In other words, the end of the Cold War unleashed a degree of anarchy which spun further out of control as the new structures failed to replace the old ones. Biden admitted as much in a speech at the State Department earlier this month, saying, “The post - Cold War era is over. A new era has begun.”
Looking back at Biden’s four years as president, one can conclude that he never quite figured out - it may be that a person of his background is unable to figure out - just how to adapt to the new era.
This isn’t a critique. Nobody really knows how to adapt. The United States may be the strongest nation on Earth, by several military and economic metrics. But that doesn’t mean we know how to convert these metrics into power - which the sociologist Max Weber defined, a little more than 100 years ago, as the ability to “carry out one’s own will, despite resistance.”
The Cold War was a system allowing the nations at the top - “the superpowers” - to carry out their will. When the Cold War vanished, it became harder for anyone to do so consistently or across a lot of spheres of activity.
In his finest moments, Biden played the hand he was dealt as well as anyone might have played them.
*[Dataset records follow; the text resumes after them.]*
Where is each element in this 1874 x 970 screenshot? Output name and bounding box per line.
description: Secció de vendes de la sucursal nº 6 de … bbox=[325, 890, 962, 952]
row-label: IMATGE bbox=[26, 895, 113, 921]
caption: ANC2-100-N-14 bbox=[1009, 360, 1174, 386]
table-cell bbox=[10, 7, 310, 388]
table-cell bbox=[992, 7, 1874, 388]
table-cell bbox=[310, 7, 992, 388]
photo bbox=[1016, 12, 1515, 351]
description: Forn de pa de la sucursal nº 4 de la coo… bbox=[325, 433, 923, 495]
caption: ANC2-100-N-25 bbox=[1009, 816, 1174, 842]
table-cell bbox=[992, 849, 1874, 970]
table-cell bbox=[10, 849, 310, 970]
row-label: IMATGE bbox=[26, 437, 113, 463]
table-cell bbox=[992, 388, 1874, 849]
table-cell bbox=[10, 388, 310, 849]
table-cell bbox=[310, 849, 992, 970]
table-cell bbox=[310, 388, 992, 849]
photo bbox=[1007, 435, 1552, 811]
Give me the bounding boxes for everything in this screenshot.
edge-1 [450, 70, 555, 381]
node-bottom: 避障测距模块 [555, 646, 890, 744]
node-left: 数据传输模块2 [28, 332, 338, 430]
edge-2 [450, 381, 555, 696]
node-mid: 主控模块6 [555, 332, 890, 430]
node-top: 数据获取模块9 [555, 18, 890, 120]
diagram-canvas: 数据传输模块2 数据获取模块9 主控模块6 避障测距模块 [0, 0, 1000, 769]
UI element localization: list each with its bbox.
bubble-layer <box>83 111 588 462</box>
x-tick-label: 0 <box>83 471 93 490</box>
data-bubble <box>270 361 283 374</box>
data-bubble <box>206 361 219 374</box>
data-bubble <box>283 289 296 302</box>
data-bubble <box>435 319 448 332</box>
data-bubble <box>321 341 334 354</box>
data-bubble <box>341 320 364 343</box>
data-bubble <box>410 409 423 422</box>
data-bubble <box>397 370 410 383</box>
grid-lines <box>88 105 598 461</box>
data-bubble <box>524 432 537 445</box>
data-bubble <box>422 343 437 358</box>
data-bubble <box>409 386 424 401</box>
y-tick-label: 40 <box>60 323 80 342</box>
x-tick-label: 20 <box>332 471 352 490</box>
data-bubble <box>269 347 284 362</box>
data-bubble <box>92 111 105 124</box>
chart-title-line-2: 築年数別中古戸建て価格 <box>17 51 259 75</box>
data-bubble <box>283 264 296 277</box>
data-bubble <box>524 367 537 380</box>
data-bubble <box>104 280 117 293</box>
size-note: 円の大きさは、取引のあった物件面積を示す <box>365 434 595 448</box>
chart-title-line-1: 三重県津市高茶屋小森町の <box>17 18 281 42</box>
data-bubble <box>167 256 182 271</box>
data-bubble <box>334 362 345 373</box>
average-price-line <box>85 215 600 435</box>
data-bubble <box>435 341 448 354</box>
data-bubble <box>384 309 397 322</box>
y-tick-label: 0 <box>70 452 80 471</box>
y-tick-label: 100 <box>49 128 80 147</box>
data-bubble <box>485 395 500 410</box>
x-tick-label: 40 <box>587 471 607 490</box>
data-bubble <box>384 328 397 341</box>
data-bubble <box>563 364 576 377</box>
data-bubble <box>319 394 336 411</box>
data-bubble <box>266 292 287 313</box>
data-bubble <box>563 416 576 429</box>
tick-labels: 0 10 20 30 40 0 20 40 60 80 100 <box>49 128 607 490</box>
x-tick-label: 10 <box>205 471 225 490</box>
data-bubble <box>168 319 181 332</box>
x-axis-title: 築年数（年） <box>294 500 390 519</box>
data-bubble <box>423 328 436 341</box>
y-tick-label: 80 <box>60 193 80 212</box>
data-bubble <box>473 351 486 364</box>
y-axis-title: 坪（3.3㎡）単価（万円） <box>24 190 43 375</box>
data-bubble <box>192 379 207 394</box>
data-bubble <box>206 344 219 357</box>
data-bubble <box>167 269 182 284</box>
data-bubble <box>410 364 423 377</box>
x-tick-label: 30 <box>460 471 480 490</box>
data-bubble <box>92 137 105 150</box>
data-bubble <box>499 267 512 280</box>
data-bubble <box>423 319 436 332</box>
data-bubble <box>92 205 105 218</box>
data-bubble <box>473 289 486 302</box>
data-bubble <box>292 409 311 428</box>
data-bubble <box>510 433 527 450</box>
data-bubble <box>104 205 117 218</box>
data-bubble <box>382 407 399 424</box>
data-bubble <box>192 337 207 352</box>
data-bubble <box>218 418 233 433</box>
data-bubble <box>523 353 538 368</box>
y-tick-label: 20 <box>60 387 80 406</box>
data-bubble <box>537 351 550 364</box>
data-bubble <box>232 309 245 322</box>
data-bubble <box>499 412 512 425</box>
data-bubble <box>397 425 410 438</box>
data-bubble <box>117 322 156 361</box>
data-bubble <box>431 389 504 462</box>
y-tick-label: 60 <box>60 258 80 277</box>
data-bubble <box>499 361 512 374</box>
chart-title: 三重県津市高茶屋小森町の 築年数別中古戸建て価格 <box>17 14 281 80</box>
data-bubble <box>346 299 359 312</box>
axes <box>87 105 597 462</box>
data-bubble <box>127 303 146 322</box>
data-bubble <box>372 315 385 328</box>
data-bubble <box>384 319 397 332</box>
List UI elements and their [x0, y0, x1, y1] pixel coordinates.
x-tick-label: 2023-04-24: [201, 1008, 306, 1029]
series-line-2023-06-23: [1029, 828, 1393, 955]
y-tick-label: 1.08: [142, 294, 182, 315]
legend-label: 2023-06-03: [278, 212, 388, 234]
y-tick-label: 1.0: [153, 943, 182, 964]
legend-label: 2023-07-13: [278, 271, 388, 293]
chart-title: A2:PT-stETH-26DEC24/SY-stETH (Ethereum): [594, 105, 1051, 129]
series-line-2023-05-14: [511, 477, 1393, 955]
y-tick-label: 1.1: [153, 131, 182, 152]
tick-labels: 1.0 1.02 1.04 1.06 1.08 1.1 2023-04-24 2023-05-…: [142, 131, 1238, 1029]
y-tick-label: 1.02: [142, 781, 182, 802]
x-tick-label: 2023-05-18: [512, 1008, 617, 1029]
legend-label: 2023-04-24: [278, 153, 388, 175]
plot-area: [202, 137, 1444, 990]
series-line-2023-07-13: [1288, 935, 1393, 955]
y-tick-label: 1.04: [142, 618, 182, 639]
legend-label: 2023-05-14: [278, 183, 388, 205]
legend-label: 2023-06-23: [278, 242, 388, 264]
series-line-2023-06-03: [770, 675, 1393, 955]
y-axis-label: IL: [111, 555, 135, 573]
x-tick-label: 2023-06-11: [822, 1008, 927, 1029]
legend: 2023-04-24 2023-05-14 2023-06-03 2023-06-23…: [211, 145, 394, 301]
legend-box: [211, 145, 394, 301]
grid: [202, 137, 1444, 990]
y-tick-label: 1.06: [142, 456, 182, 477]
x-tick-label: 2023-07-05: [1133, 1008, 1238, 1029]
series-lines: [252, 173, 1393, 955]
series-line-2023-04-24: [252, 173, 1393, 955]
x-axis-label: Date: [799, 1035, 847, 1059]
But he didn’t realize just how much the world had changed as it passed from Cold War to post - Cold War to post - post - Cold War.
At least Biden understood that the new world imposes limits on how much any nation’s leader can influence others - which is why he emphasized the need for cooperation among allies.
Returning to the White House, Trump seems to think he has the command and know - how to control global events - to wield power - all by himself. The rest of us, worldwide, are holding our collective breaths, wondering how hard he will try, and what flailing actions he might take, to overwhelm the inevitable resistance.